Promenades

 La Goulue

La Tournée
Chap. 12 - Envers de la gloire

La Goulue

La baraque de La Goulue ! Il n'est pas un homme qui ait vécu ses années puériles à Paris qui ne se souvienne de ces planches, de ces toiles naïvement historiées, amarrées comme une voilure, de cette estrade surtout où La Goulue régnait sur les aventures et les drames d'une ménagerie foraine. Il en sortait une odeur fauve et des rauquements qui vous crevaient les entrailles délicieusement, des coups de pistolet qui fendaient le tympan.

Une femme musclée, un peu grasse, serrée dans un maillot chair chaussée de bottes russes, venait un fouet court à la main, haranguer la foule. Elle marchait, portée par les roucoulades d'un orchestre asthmatique dans un ragoût d'odeurs fortes et de sensations feuilletonesques.

Un lionceau enchaîné évitait les pieds lourds des clowns et des Pasquins qui donnaient la parade. Un singe épluchait des puces sur le « bureau » et se grimaçait dans la glace.

On contait que La Goulue avait été aimée par des princes, qu'elle avait eu, selon la formule, chevaux et voitures, que, laissant la danse, elle se consacrait au dressage et qu'un fauve lui avait enlevé tout un côté de cuisse. Une auréole flottait autour de sa tête de lutteuse.

La Goulue a été blanchisseuse, si je crois bien, et danseuse du grand chahut, au Moulin Rouge. C'était une magnifique animale qui, par gageure, entra dans la cage aux-lions pour y danser. Cela lui plut. Elle se fit dompteuse. Quelque protecteur fortuné lui paya des bêtes et une baraque.

Parmi l'odeur du caramel et des pâtisseries, les sifflets que jettent les manèges, les flonflons et les pétarades des tirs forains, elle s'érige dans le souvenir des enfants de Paris, le front court, barré d'un pli dur, le bras musculeux, le sein lourd et la cuisse ronde encore. Des franges d’or couronnent son ventre ferme, en frissonnant :

— Entrez ! Entrez !

L'odeur rousse de son aisselle, quand elle rendait la monnaie, troublait les cœurs collégiens.

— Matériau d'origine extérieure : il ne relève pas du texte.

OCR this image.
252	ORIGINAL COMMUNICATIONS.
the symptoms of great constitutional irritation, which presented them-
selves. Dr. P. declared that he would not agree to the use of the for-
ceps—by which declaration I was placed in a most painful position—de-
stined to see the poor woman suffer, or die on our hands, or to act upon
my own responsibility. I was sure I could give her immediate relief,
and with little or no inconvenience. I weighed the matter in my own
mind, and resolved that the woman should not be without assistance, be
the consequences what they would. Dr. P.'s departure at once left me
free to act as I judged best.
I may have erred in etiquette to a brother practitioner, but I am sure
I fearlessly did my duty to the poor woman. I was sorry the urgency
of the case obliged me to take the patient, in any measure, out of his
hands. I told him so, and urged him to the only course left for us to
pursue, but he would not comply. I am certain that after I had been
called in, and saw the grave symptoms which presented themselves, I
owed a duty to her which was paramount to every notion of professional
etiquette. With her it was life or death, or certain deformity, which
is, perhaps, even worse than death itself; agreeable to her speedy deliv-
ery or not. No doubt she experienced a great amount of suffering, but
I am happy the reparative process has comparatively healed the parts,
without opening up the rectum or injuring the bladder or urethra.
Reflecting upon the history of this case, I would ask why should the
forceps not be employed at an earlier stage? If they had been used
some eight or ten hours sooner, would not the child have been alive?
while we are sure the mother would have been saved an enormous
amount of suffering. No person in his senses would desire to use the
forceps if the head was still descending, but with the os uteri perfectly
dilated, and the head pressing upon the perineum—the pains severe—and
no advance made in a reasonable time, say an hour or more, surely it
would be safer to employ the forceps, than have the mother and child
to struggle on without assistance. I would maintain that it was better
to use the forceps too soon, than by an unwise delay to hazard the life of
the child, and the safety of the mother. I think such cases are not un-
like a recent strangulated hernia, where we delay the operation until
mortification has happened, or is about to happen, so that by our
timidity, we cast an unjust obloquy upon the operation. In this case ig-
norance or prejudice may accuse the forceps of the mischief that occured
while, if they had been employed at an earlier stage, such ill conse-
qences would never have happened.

Puis, La Goulue s'empâta. Ses bêtes, une à une, prirent la gale. Deux ou trois lions, doux comme des caniches, passaient dans des cerceaux enflammés si lentement qu'ils y laissent leur crinière. La Goulue dut renoncer. On la vendit par ministère d'huissier.

Les fêtes des boulevards extérieurs perdirent, pour beaucoup de gens, le meilleur de leurs charmes.

Une promenade me conduisit un jour à Saint-Ouen, aux confins de la zone. L'après-midi ronflait dans les bosquets. Un vieux manège semait ses chevaux dédorés sur une poudre sale. Le marché aux vieilleries, où l'on dirait qu'on vient acheter du souvenir, s'étalait en éventaires sur le sol remblayé du fossé, parmi les pierres de l'enceinte démantelée.

Vallons puérils de la douve ! Je vous ai bien aimés !

Une grosse dame est sortie d'un clos où dort une roulotte. C'est une chiffonnière, dont la voix est poudreuse rêche comme de la toile de sac, et la savate traînarde. Elle porte une descente de lit, faite d'une peau pelée de panthère :

Qui qu'en veut ?

Elle ne sait pas faire l'article. On dirait même que c'est au-dessus de son intelligence.

— Vous voyez : c'est moi qui l'a tuée

Elle montre le trou des balles dans cette peau usée et son nez gras rougeoie au-dessus de ses mots embarrassés. Mais la foule dominicale s'écarte de cette vieillarde qui a les mains boudinées, une maigre chevelure grise et des bajoues cendreuses.

On va vers les bonimenteurs spirituels qui débitent la pâte à rasoir, les coricides. On fouille le résidu des stocks américains, des tas pleins de surprises Le bonneteau amasse les loueurs autour de sa table.

La chiffonnière accoste les passants :

— C'est moi qui l'a tuée. Ma dernière panthère…

Quand elle marche, sa panse remue, son caraco flotte comme un ballon crevé…

— Eh ! Vingt-cinq balles !... Ma panthère…

Un vieux marchand me confie :

— J'y en donnerai pas quarante ronds !... C'est La Goulue !... Vous savez !... Elle se saoule.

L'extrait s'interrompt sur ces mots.